So the website transformation has not occurred yet, but I have downloaded WordPress which is the platform I will move Steady As She Goes to. But before I can move I have to figure out how to back up the TypePad files and figure out how to set up the url.
In the meantime I have been working on a few projects that I hope will function as a proof of concept for some business ideas that I have. These projects are directly connected with the direction of the new blog – information & location & travel (which really can be considered a combination of information & location).
So while there is no migration and web design going on I have learned an awful lot (and still have and awful lot to learn ) about Regular Expressions (and how much I suck at using them), data extraction programs, data extraction and manipulation between programs, sgml formats, MySql and myphpadmin, web hosting interactions (what do I actually have and what will I need), and I am still learning Google Maps API programming. It’s mind-boggling.
So for this project I am cleaning up data in order to geocode it but it isn’t very easy. Here are the steps so far:
1)Downloading Files – This sounds easy until you realize that there are approximately 2900 of them in various folders – not all in one place. This required many emails just to find the files in the first place on the Library of Congress website, then IM chats with a tech friend to figure out why I couldn’t access the ftp site (my browser was timing out – ended up using WSftp). Fortunately, two of the main folders had directory listing so I could create a batch file and download en-mass – but the two did not – numbingly good time that was.
2) Evaluating File Format – These files are “machine readable” according to the Library of Congress. They were written in sgml which is indeed machine readable but does not have much of an organizational structure. And there are no available sgml readers out there anymore – too bad for us. I used TextPad to look at them. The files were meant to be digital facsimiles of the paper documents, which they are, but that doesn’t help me convert them to a database format for serving up over the internet. Fortunately, most of the data I wanted was between specific tags – usually it was much more than what I needed but it worked. Another bonus is that the bulk of the text to be used was stored between
tags and is readable by html. I can store this text with these tags in a mediumtext mysql table(?) – although I don’t know what to call the mysql equivalent of an Excel cell or actually how to get it from TextPad to MySql.

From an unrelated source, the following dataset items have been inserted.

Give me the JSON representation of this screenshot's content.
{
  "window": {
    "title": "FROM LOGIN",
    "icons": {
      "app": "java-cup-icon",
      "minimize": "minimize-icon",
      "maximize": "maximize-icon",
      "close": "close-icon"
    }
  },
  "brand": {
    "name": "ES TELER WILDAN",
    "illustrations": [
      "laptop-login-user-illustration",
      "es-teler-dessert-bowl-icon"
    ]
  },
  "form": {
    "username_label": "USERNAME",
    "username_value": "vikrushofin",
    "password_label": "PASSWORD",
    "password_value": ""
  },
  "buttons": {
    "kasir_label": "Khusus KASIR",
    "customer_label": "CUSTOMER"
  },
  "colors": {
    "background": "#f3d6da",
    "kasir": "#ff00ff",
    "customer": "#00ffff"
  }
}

3) Extracting data from Files – This one is a doosey and if I knew Regular Expressions and maybe Grep or Awk (and had the systems to use them) and maybe a little Perl – not sure – it would have been a hell of a lot easier than what I went through – on 418 of the files – not even all of the files. First I decided on a subset of information to represent – if I knew more programmey stuff I would have tried to pull info from all of the files, but not right now – 418 is enough. Next I poured over the sgm files to find someway to extract data between tags. As it turns out – I could use a text search in a program called DataExtractor to get the actual data and then a similar Regular Expression search in TextPad to get the line numbers (which correspond to the file numbers). It was easy to just pulling specific data from 418 files, but very difficult to know what data corresponded to what file.
4) Cleaning up the Data – This is the very painful part. I have to actually compare what was pulled to the complete file. For example, I will pull everything between "
2. Place of Interview*<(slash)p>“ which may give me any one of the following results: the search string and the actual address of the interview, the search string only because the address was on the next line with its own set of
tags, nothing because there was a different number of spaces between “2.” and “Place”, nothing because it was “1.” not “2.” and a handful of other problems. Multiply this by 3 data sets to pull. I got it down to 4 different pulls per set and a final integrity check just to fill in the blanks – spots that received nothing but I know had data. And this is even cleaning yet – this is just filling in the blanks. Cleaning will be a painstaking review of each entry, splitting it up into different fields so that I will be able to geocode the addresses.
5) Geocoding – This, when I get to it, will be interesting because many of these places probably don’t exist anymore. Such-and-such Nursing Home, Portland, OR – I can bet that that place doesn’t exist so I will have to ferret out a location for it. It’s just research, but a team of elves would be a good thing here.
6) Making a MySQL database out of the text and xls data – The is my second big knowledge gap and the problem actually lies in getting formatted text into a database format.
7) Making the webpage – The page will most likely involve, forms, Google Maps API programming, javascrip or Perl scripting all of which I know some but not enough about.
So the problem that I am running into the most is that I know what I want to do and I know that it can be done, but I am not qualified to do it. I am not a programmer and it is not easy for me to whip off a perl script to move this stuff to that place or to write javascript code to pull data from the data base to just show information by state. I get so frustrated with this because I think that there are some very cool things that can be created for the benefit of everyone – to help everyone tell their story and to education people about place.
The solution is to just keep moving forward, keep learning what I can, and hope that I will eventually find a tech partner to make these ideas a business. Anyone interested?
(P.S. I know that I didn’t divulge what I was actually doing but I need to create, at the minimum, a prototype before I go shooting off my mouth to the world in general)
Also - please note that I didn't figure out how to show paragraph tags within the text of the entry so I put a bunch of stupid parenthesis around them.